Candidates have until the end of Thursday to reach the polling and donor thresholds. The Democratic National Committee will wait unit after the deadline to officially announce which White House hopefuls have qualified for the debate.

By qualifying, Yang, an Asian-American, becomes the first non-Caucasian candidate to make the debate stage.


Sen. Kamala Harris — one of three black candidates running for the Democratic nomination — had qualified, but the California senator last week ended her bid for the White House. The lack of a non-white candidate on the debate stage from a field that, at its zenith, was arguably the most racially diverse in history raised concerns with some voters.

Yang — once the longest of long-shots who has seen his campaign surge to middle tier status thanks in part to his promise of a $1,000-per-month Freedom Dividend payment to all adults — has qualified for all of the Democratic primary debates.

Meanwhile, Sen.
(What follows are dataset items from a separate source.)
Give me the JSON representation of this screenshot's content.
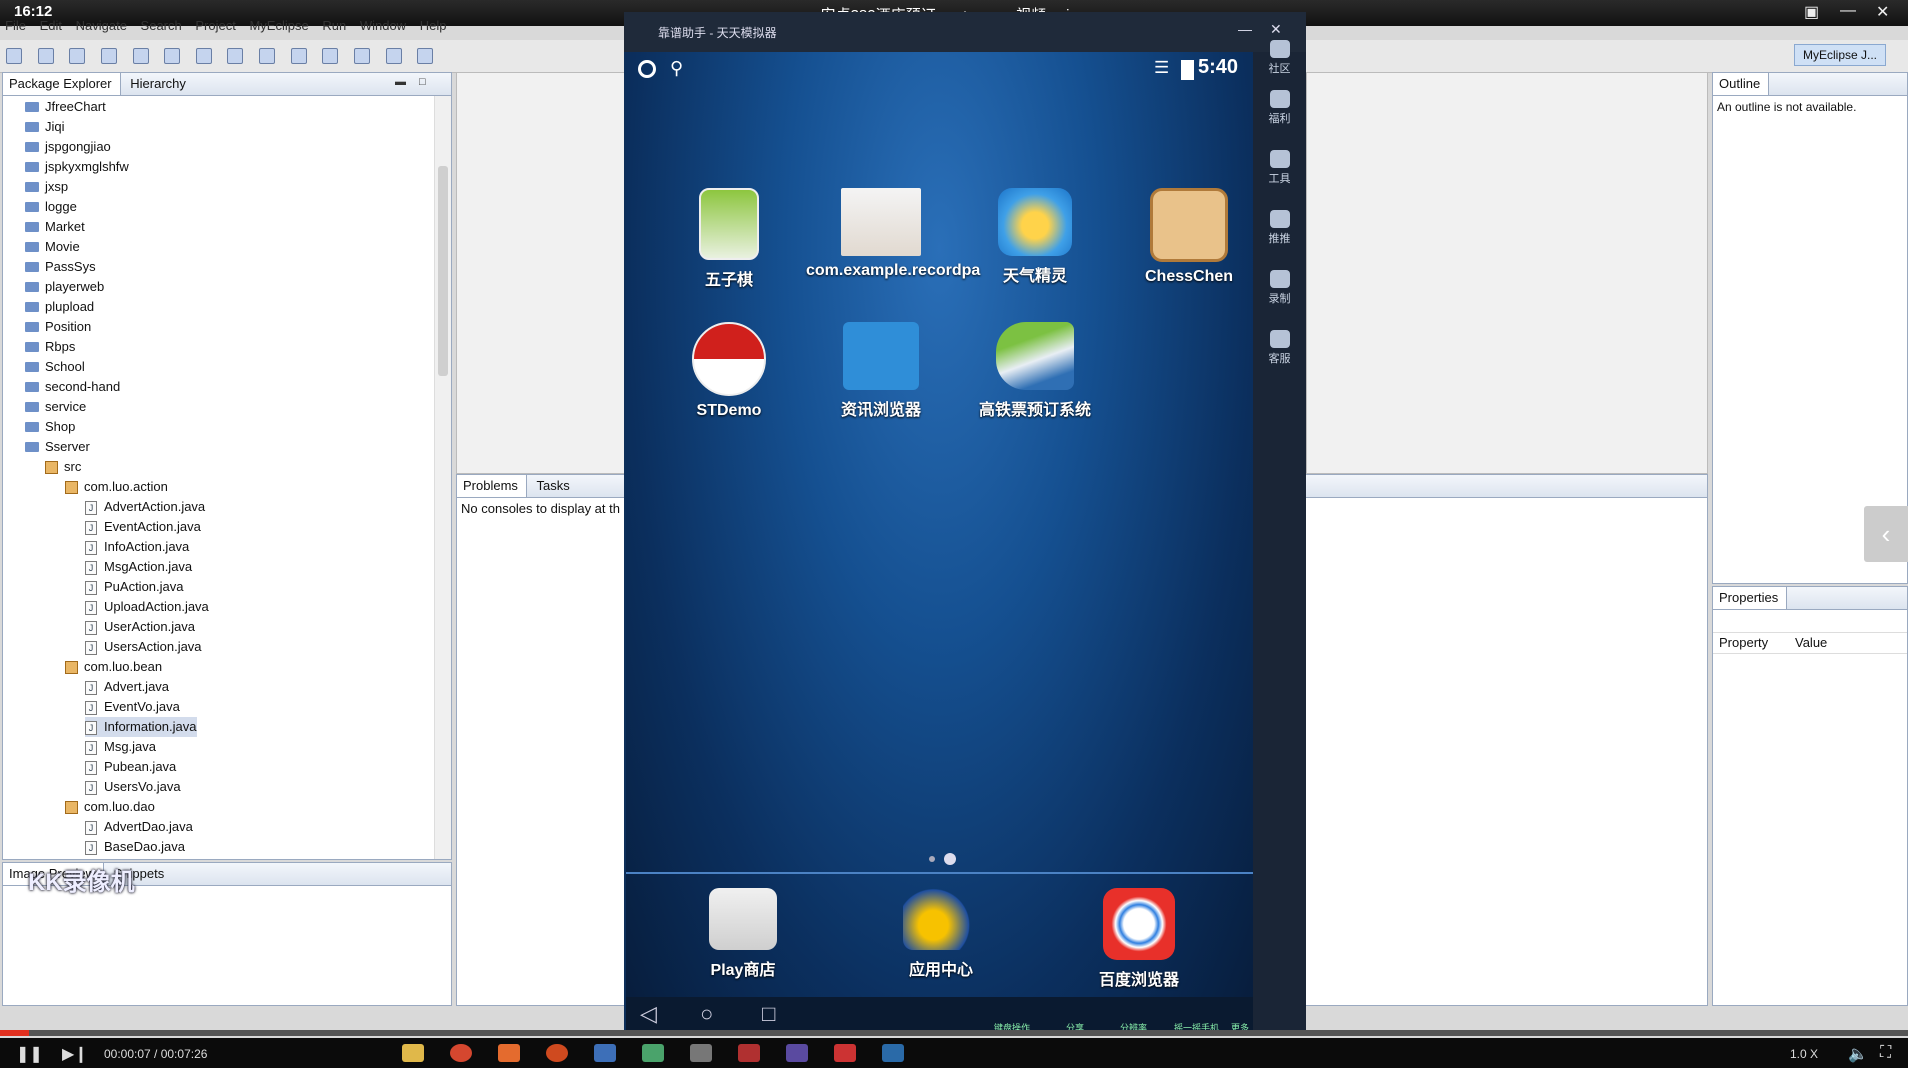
{
  "player": {
    "clock": "16:12",
    "title": "安卓382酒店预订app+server-视频.avi",
    "time_display": "00:00:07 / 00:07:26",
    "speed": "1.0 X",
    "progress": 0.015
  },
  "menu": [
    "File",
    "Edit",
    "Navigate",
    "Search",
    "Project",
    "MyEclipse",
    "Run",
    "Window",
    "Help"
  ],
  "perspective": "MyEclipse J...",
  "package_explorer": {
    "tabs": [
      "Package Explorer",
      "Hierarchy"
    ],
    "projects": [
      "JfreeChart",
      "Jiqi",
      "jspgongjiao",
      "jspkyxmglshfw",
      "jxsp",
      "logge",
      "Market",
      "Movie",
      "PassSys",
      "playerweb",
      "plupload",
      "Position",
      "Rbps",
      "School",
      "second-hand",
      "service",
      "Shop",
      "Sserver"
    ],
    "src": "src",
    "packages": [
      {
        "name": "com.luo.action",
        "files": [
          "AdvertAction.java",
          "EventAction.java",
          "InfoAction.java",
          "MsgAction.java",
          "PuAction.java",
          "UploadAction.java",
          "UserAction.java",
          "UsersAction.java"
        ]
      },
      {
        "name": "com.luo.bean",
        "files": [
          "Advert.java",
          "EventVo.java",
          "Information.java",
          "Msg.java",
          "Pubean.java",
          "UsersVo.java"
        ]
      },
      {
        "name": "com.luo.dao",
        "files": [
          "AdvertDao.java",
          "BaseDao.java"
        ]
      }
    ],
    "selected_file": "Information.java"
  },
  "bottom_left": {
    "tabs": [
      "Image Preview",
      "Snippets"
    ]
  },
  "console": {
    "tabs": [
      "Problems",
      "Tasks"
    ],
    "message": "No consoles to display at th"
  },
  "outline": {
    "tab": "Outline",
    "message": "An outline is not available."
  },
  "properties": {
    "tab": "Properties",
    "col_property": "Property",
    "col_value": "Value"
  },
  "watermark": "KK录像机",
  "emulator": {
    "window_title": "靠谱助手 - 天天模拟器",
    "status_time": "5:40",
    "apps_row1": [
      "五子棋",
      "com.example.recordpa",
      "天气精灵",
      "ChessChen"
    ],
    "apps_row2": [
      "STDemo",
      "资讯浏览器",
      "高铁票预订系统"
    ],
    "dock": [
      "Play商店",
      "应用中心",
      "百度浏览器"
    ],
    "side": [
      "社区",
      "福利",
      "工具",
      "推推",
      "录制",
      "客服"
    ],
    "bottom_tools": [
      "键盘操作",
      "分享",
      "分辨率",
      "摇一摇手机",
      "更多"
    ]
  }
}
Elizabeth Warren from Massachusetts stands at 15 percent in the new poll, basically unchanged from last month. South Bend, Indiana Mayor Pete Buttigieg plunged from 16 percent support in last month’s poll to 9 percent.

“This is the first time Biden has had a double-digit lead since August, and Sanders' best number since June. While Warren's numbers seem to have stabilized, Buttigieg's numbers have dipped," Quinnipiac University Polling Analyst Tim Malloy said.
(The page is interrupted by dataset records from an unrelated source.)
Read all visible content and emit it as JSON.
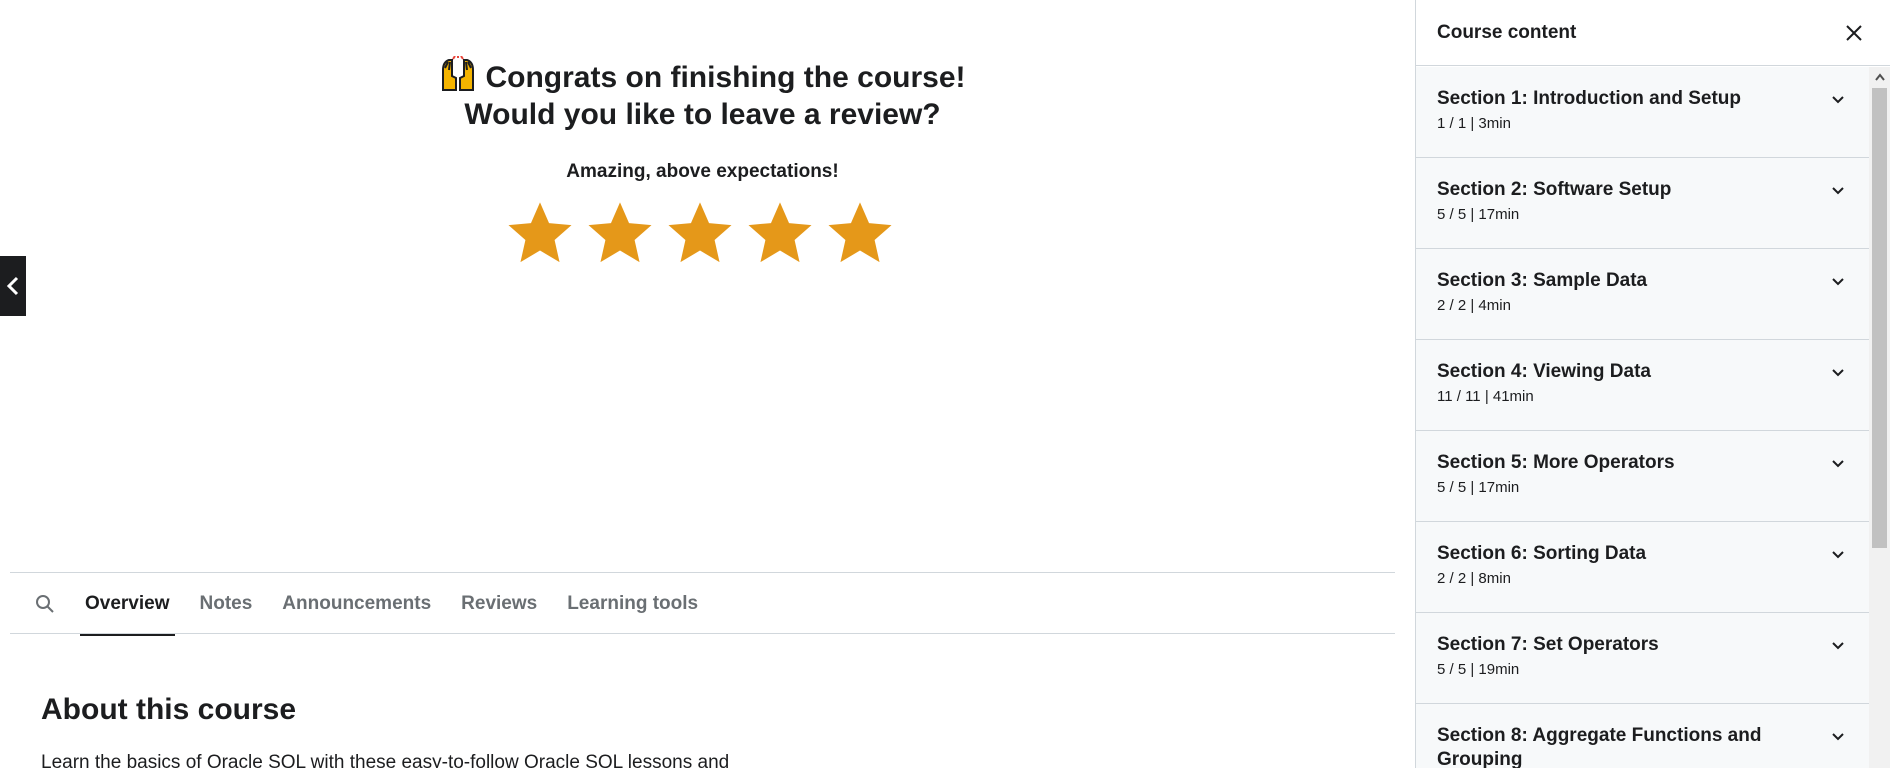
{
  "congrats": {
    "line1": "Congrats on finishing the course!",
    "line2": "Would you like to leave a review?",
    "emoji_icon": "raising-hands-emoji"
  },
  "review": {
    "rating_label": "Amazing, above expectations!",
    "rating": 5,
    "max_rating": 5,
    "star_color": "#e59819"
  },
  "tabs": [
    {
      "label": "Overview",
      "active": true
    },
    {
      "label": "Notes",
      "active": false
    },
    {
      "label": "Announcements",
      "active": false
    },
    {
      "label": "Reviews",
      "active": false
    },
    {
      "label": "Learning tools",
      "active": false
    }
  ],
  "about": {
    "title": "About this course",
    "text": "Learn the basics of Oracle SQL with these easy-to-follow Oracle SQL lessons and"
  },
  "sidebar": {
    "title": "Course content",
    "sections": [
      {
        "title": "Section 1: Introduction and Setup",
        "meta": "1 / 1 | 3min"
      },
      {
        "title": "Section 2: Software Setup",
        "meta": "5 / 5 | 17min"
      },
      {
        "title": "Section 3: Sample Data",
        "meta": "2 / 2 | 4min"
      },
      {
        "title": "Section 4: Viewing Data",
        "meta": "11 / 11 | 41min"
      },
      {
        "title": "Section 5: More Operators",
        "meta": "5 / 5 | 17min"
      },
      {
        "title": "Section 6: Sorting Data",
        "meta": "2 / 2 | 8min"
      },
      {
        "title": "Section 7: Set Operators",
        "meta": "5 / 5 | 19min"
      },
      {
        "title": "Section 8: Aggregate Functions and Grouping",
        "meta": ""
      }
    ]
  },
  "colors": {
    "text": "#1c1d1f",
    "muted": "#6a6f73",
    "sidebar_bg": "#f7f9fa",
    "border": "#d1d7dc"
  }
}
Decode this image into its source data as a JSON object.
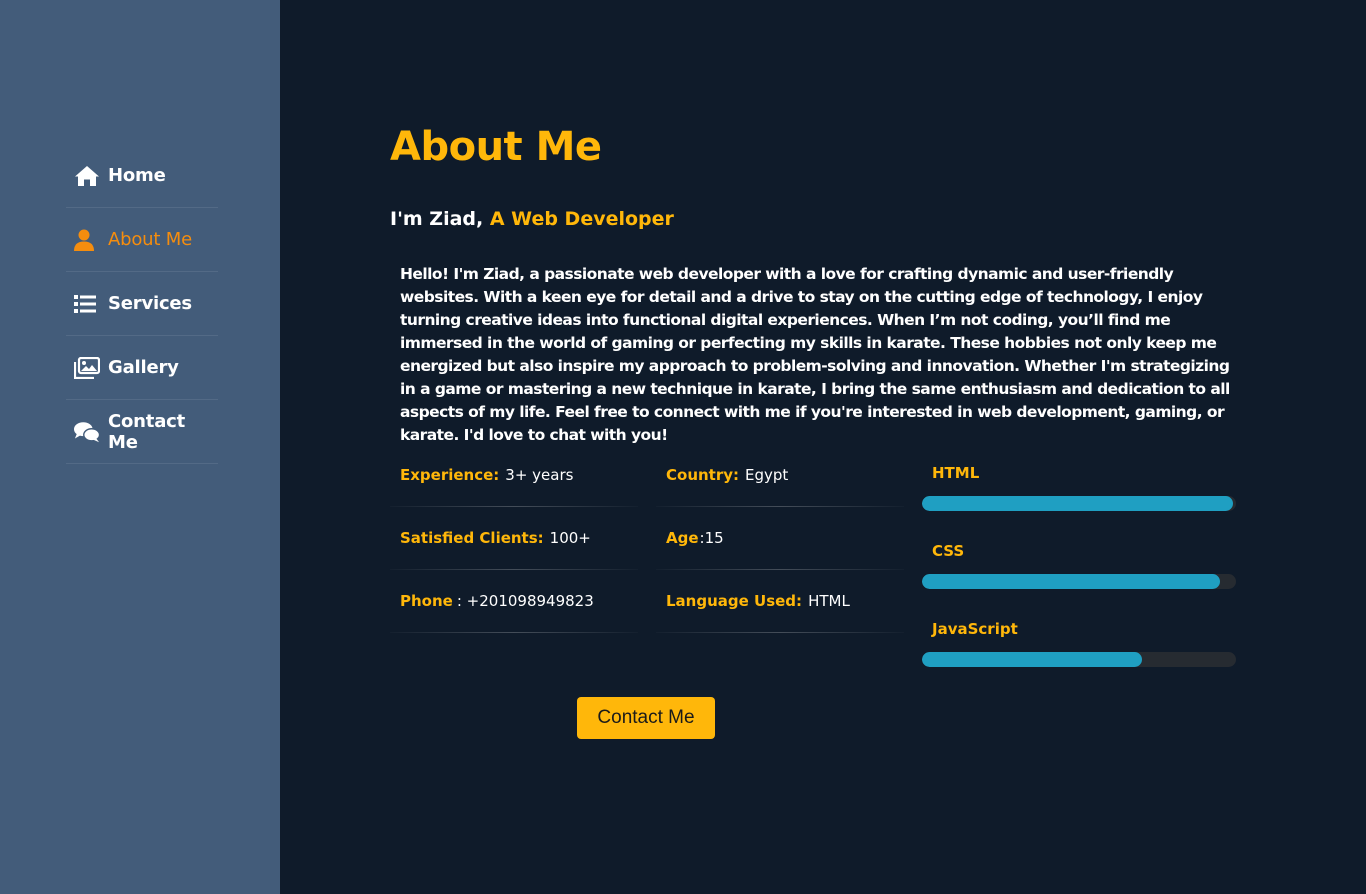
{
  "sidebar": {
    "items": [
      {
        "label": "Home",
        "icon": "home-icon"
      },
      {
        "label": "About Me",
        "icon": "user-icon",
        "active": true
      },
      {
        "label": "Services",
        "icon": "list-icon"
      },
      {
        "label": "Gallery",
        "icon": "images-icon"
      },
      {
        "label": "Contact Me",
        "icon": "comments-icon"
      }
    ]
  },
  "about": {
    "title": "About Me",
    "intro_prefix": "I'm Ziad,",
    "intro_role": "A Web Developer",
    "bio": "Hello! I'm Ziad, a passionate web developer with a love for crafting dynamic and user-friendly websites. With a keen eye for detail and a drive to stay on the cutting edge of technology, I enjoy turning creative ideas into functional digital experiences. When I’m not coding, you’ll find me immersed in the world of gaming or perfecting my skills in karate. These hobbies not only keep me energized but also inspire my approach to problem-solving and innovation. Whether I'm strategizing in a game or mastering a new technique in karate, I bring the same enthusiasm and dedication to all aspects of my life. Feel free to connect with me if you're interested in web development, gaming, or karate. I'd love to chat with you!"
  },
  "info": {
    "experience": {
      "label": "Experience:",
      "value": "3+ years"
    },
    "country": {
      "label": "Country:",
      "value": "Egypt"
    },
    "clients": {
      "label": "Satisfied Clients:",
      "value": "100+"
    },
    "age": {
      "label": "Age",
      "value": ":15"
    },
    "phone": {
      "label": "Phone",
      "value": ": +201098949823"
    },
    "language": {
      "label": "Language Used:",
      "value": "HTML"
    }
  },
  "skills": [
    {
      "name": "HTML",
      "level": 0.99
    },
    {
      "name": "CSS",
      "level": 0.95
    },
    {
      "name": "JavaScript",
      "level": 0.7
    }
  ],
  "contact_button": "Contact Me",
  "colors": {
    "accent": "#ffb70a",
    "active_nav": "#f58d0e",
    "sidebar_bg": "#435c7a",
    "main_bg": "#0f1b2a",
    "skill_bar": "#1f9fc2"
  }
}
Former New York City Mayor Mike Bloomberg grabbed 5 percent support in the Quinnipiac survey. The multi-billionaire business and media mogul, who declared his candidacy two and a half weeks ago, also stood at 5 percent in a Monmouth University national poll that was also released on Tuesday.

Besides Yang and Gabbard, Sen. Amy Klobuchar of Minnesota stood at 3 percent. No other candidate in the still-large field of Democratic White House hopefuls topped 1 percent.

The poll also indicates that Biden, Sanders, Warren, Bloomberg and Buttigieg each with upper to middle single-digit advantages over President Trump in hypothetical 2020 general election matchups.


The Quinnipiac University poll was conducted from Wednesday to Monday, with 1,533 registered voters nationwide questioned by live telephone operators. The survey includes 665 Democratic voters and independent voters who lean Democratic, with a margin of error of plus or minus 3.8 percentage points.